Contrast this then, with Lerner's story. I was hesitant to read it at all, since he's been on a tear about RFIDs and their potential for governmental abuse for at least the last year in Analog's non-fiction columns. I suspected that this story would be a thinly veiled rant, and I wasn't wrong. The first give-away was in the 2nd paragraph of the first person narration:

"I never wanted to go into politics. Sometimes we sacrifice our dreams for a greater cause."

There's a lie right there: people who never want to go into politics generally don't. The story is told in flashback from the point where the narrator has achieved high political office. He remembers the crisis that started him on that road.

For a couple of days when he was a teenager, all the electronics in his region of South Carolina go on the fritz. Annoying, but not catastrophic. Terrorism is suspected, and once everything is back on line, Homeland Security thugs show up, asking about one of the narrator's friends. Turns out he'd hacked the RFID tags of some things to upload viruses to the RFID databases in the giant government databasing warehouses where they sinisterly track all of our movements. They arrest the friend (he nobly allows himself to be captured rather than abandon another friend). Then the government institutes checkpoints all around the region insisting that everyone submit to a full RFID scan or else not be allowed to travel. Apparently they're so concerned that they might be missing some tracking data that they'll tip their hand by disrupting all commerce with heavy-handed checkpointing. Various speechifying ensues, leading to a (non-violent, of course) threat of secession and civil war rather than submit to evil government surveillance. By becoming a spokesman for the pro-freedom side, our hero winds up in high government office, able to enact legislation that all right-thinking people agree with.
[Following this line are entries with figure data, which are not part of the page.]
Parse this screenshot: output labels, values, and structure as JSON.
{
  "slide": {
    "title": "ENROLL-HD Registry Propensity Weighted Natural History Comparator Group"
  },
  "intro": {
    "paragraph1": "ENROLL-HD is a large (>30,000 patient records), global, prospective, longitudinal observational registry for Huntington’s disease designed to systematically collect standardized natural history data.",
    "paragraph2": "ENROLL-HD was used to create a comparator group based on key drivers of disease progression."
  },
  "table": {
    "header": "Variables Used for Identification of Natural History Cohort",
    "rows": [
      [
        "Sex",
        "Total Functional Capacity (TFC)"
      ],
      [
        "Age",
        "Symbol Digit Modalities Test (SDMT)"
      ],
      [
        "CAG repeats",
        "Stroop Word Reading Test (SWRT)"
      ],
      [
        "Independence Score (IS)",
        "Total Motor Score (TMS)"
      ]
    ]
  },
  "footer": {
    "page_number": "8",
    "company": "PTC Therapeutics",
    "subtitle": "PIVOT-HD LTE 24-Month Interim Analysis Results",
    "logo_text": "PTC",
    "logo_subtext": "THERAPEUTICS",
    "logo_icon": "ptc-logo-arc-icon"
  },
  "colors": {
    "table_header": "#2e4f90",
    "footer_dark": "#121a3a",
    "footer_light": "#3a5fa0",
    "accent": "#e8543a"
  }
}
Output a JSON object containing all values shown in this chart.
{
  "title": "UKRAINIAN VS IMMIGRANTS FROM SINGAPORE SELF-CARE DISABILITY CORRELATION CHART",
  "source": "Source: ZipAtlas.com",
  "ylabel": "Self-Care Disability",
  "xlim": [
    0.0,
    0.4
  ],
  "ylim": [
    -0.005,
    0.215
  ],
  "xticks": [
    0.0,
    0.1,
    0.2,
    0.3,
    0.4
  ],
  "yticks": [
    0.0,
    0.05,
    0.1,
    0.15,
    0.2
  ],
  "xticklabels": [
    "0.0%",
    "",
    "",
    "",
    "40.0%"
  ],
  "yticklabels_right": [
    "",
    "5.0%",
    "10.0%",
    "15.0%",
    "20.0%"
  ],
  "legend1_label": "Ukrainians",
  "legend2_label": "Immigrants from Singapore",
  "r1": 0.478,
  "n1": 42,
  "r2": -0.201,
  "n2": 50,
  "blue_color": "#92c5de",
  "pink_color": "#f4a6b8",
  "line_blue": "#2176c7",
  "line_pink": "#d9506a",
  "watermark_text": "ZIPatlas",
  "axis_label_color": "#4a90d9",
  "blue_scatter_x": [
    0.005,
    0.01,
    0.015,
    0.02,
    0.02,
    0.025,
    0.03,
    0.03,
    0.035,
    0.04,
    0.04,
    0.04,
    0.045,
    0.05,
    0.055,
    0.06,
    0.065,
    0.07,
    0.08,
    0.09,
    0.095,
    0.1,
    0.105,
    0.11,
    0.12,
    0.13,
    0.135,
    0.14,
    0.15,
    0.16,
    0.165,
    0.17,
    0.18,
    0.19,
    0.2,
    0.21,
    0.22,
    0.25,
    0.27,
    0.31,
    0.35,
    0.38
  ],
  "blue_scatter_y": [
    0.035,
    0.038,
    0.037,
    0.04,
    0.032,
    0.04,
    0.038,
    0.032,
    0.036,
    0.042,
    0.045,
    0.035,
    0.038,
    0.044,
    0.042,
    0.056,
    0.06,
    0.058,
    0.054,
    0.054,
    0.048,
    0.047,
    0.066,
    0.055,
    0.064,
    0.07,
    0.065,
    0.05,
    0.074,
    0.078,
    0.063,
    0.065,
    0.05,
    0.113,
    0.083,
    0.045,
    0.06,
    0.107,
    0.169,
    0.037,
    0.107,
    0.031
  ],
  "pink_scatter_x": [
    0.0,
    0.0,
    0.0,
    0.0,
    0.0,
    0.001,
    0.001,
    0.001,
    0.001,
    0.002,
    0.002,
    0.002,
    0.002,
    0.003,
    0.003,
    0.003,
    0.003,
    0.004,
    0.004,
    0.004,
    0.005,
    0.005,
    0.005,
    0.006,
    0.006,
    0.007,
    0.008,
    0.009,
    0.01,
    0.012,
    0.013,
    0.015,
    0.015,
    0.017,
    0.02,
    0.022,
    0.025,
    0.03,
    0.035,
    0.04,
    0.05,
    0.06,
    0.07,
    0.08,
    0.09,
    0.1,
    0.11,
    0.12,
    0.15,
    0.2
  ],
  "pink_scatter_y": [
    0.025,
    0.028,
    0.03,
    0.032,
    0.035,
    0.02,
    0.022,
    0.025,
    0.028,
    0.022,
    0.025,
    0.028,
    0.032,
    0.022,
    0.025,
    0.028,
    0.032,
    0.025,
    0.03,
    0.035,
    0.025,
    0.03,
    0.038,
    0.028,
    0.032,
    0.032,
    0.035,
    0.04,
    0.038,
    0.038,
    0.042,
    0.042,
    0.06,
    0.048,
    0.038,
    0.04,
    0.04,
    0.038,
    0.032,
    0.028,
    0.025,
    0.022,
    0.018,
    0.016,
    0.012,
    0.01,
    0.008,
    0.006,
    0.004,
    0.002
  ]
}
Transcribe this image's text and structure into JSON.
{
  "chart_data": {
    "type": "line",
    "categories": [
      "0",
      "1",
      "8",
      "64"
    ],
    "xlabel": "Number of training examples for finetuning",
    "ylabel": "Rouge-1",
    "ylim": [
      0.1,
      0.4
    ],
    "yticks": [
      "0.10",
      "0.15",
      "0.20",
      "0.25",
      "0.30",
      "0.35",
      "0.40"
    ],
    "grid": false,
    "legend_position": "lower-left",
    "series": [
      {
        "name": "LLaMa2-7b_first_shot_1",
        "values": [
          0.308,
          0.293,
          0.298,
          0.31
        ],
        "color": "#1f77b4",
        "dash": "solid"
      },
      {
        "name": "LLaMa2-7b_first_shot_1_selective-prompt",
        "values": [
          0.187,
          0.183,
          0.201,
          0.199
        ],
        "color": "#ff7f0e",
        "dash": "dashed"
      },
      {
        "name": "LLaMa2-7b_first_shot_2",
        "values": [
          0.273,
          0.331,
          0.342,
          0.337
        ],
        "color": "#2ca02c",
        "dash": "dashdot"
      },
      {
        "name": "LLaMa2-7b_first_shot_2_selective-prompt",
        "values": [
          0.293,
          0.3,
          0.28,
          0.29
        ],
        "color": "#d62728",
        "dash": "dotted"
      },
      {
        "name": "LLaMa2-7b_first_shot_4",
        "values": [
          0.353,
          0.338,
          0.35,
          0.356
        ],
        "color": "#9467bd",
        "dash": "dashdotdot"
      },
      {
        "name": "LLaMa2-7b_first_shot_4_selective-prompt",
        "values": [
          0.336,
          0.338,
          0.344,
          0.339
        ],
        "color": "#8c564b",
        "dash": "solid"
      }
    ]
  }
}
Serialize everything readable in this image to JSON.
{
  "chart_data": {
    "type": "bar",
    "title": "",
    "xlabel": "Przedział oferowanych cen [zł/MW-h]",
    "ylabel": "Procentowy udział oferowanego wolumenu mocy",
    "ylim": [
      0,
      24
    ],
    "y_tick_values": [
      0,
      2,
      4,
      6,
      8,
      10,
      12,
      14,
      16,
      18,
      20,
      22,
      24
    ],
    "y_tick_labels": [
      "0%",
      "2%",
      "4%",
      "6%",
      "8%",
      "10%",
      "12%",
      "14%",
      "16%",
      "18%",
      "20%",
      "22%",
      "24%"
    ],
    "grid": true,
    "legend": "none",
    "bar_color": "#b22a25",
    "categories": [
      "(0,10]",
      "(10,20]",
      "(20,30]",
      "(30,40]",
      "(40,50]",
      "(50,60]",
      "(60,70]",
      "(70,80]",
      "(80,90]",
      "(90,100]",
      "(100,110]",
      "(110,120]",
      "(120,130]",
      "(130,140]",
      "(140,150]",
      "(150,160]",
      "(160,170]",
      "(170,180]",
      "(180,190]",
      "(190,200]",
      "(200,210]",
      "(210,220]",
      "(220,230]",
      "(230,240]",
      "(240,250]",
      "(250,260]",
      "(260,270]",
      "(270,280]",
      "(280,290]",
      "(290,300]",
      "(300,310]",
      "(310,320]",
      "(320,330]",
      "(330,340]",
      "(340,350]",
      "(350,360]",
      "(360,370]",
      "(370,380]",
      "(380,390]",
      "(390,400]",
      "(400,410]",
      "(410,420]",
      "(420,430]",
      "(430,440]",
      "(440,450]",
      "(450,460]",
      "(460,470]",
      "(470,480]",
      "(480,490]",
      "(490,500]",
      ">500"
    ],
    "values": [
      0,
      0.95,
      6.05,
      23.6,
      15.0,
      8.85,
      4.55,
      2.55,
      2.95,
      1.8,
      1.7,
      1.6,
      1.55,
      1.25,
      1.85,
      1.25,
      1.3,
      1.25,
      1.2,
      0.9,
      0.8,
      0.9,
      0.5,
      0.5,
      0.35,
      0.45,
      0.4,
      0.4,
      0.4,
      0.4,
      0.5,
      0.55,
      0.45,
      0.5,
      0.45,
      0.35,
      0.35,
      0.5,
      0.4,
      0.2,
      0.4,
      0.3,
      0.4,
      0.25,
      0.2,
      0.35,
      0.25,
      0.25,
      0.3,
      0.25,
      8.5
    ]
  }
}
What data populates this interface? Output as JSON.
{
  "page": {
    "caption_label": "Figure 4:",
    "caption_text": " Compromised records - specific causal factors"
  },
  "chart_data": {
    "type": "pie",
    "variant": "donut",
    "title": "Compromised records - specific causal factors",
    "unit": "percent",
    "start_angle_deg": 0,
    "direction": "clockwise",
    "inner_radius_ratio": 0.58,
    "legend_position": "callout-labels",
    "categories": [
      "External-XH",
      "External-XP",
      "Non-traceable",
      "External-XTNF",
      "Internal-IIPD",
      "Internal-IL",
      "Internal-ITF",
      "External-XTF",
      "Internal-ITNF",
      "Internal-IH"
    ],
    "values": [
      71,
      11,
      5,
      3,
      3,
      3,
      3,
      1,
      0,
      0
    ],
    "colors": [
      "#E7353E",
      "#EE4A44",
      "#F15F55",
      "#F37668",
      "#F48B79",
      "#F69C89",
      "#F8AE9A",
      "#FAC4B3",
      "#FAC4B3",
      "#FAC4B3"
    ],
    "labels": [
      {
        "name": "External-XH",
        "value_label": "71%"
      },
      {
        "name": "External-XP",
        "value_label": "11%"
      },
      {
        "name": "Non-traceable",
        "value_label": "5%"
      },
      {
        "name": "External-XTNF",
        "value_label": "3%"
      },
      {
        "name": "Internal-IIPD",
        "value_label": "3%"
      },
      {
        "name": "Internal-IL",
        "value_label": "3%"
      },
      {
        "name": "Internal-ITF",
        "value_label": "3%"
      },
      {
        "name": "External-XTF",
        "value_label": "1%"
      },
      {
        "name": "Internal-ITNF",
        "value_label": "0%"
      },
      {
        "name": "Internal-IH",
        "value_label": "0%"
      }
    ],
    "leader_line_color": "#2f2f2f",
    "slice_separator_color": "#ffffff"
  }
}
This is all so much wish-fulfillment. Noble, self-sacrificing, ideologically pure politicians and hackers fighting against the evil, sneaky, jack-booted thugs of the government. I can't dispute Lerner's obsessively researched (and info-dumped) facts. RFID tags are ubiquitous nowadays, and with massive amounts of computing power, collecting and using huge amounts of surveillance data becomes feasible. However, I still just can't get that worked up about it. Frankly, we make the same choice to allow information about ourselves to be collected every time we use a credit card to buy something. Yes, RFIDs make it harder to live off-grid. With the credit cards, you could choose to pay cash (and never use the Internet ever again). With RFIDs in the dollar bills that you get, you don't even have that option. However, it's been getting harder and harder to live that sort of totally off-net individualistic existence ever since this country was founded. Most people don't want to live in caves with freeze-dried food paid for with RFID-free dollar bills. Most people are perfectly fine with the knowledge that someone could find out that they buy too many books about science fiction on with their credit cards. It simply isn't the end of the world, and it isn't a causus belli for risking another Civil War. I agree in principle with Lerner's leanings here: it'd be great if the government would back off on the ubiquitous surveillance. However, I can't agree at all with the level of histrionics embodied in this story.